The survey findings revealed that, on average, respondents would like to retire at age 61.
However, based on current savings and contribution levels, most will not be able to retire until the age of 83 – revealing a 22-year discrepancy.
The findings are broken down by industry, with only 4.7 per cent of employees in the travel and transport sector on track to retire when planned, and with the widest average gap – 28 years – between people’s desired retirement age and their projected retirement age.
At the other end of the scale, 21.7 per cent of people working in the arts and culture sector are on track for retirement, with an average projected shortfall of 15 years between desired and actual retirement age.
The research follows the government’s announcement last July of its ‘revival’ of the 2006 Pension Commission, examining why tomorrow’s pensioners are on track to be poorer than today’s and making recommendations for change.
Furthermore, delayed retirement is not only an issue for individuals, but also for chief financial officers who are dealing with succession planning, business cost forecasting, and workforce strategy.
Discussing the research, Flagstone savings expert, Katie Horne, said: “The fact that only 14 per cent of people are on track to retire when they want to is a significant finding – not just for individuals, but for the businesses that employ them.
"A workforce that retires later than planned is a workforce that costs more than planned.
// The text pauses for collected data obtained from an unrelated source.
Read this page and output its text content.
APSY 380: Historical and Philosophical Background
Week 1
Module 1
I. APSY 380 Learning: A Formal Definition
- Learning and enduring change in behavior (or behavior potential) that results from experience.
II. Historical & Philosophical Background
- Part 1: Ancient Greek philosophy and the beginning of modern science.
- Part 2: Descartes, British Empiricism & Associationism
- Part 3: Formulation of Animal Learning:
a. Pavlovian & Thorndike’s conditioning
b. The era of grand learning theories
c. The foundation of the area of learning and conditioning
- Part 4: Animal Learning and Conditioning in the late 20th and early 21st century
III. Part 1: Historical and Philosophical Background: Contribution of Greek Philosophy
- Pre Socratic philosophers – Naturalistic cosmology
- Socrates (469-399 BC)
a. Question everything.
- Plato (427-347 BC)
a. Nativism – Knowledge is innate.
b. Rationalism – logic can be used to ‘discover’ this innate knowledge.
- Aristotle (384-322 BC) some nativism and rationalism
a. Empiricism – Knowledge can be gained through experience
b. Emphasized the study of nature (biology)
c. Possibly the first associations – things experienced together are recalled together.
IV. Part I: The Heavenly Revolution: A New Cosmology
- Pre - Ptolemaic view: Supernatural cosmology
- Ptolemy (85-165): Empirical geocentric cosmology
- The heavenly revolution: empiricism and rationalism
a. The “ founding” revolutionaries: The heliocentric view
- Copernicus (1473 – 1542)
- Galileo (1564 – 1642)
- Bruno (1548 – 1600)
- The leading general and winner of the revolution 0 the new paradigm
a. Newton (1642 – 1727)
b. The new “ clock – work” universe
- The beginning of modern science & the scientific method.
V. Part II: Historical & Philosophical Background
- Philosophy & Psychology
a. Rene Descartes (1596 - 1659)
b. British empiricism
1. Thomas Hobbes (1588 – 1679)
Finance teams that aren’t already modelling this risk may find themselves caught out.
“This isn't a future problem – the data shows it's already here. The share of over-50s in work has grown significantly over the past three decades, and there’s little to suggest that will change any time soon.
“The businesses that will navigate this best are the ones that treat retirement planning as a financial risk to manage now, not a people issue to deal with later.”
Flagstone has recommended that finance teams plan now by taking steps such as stress-testing payroll forecasts, reviewing succession timelines, investing in employee financial wellbeing, and considering phased retirement options.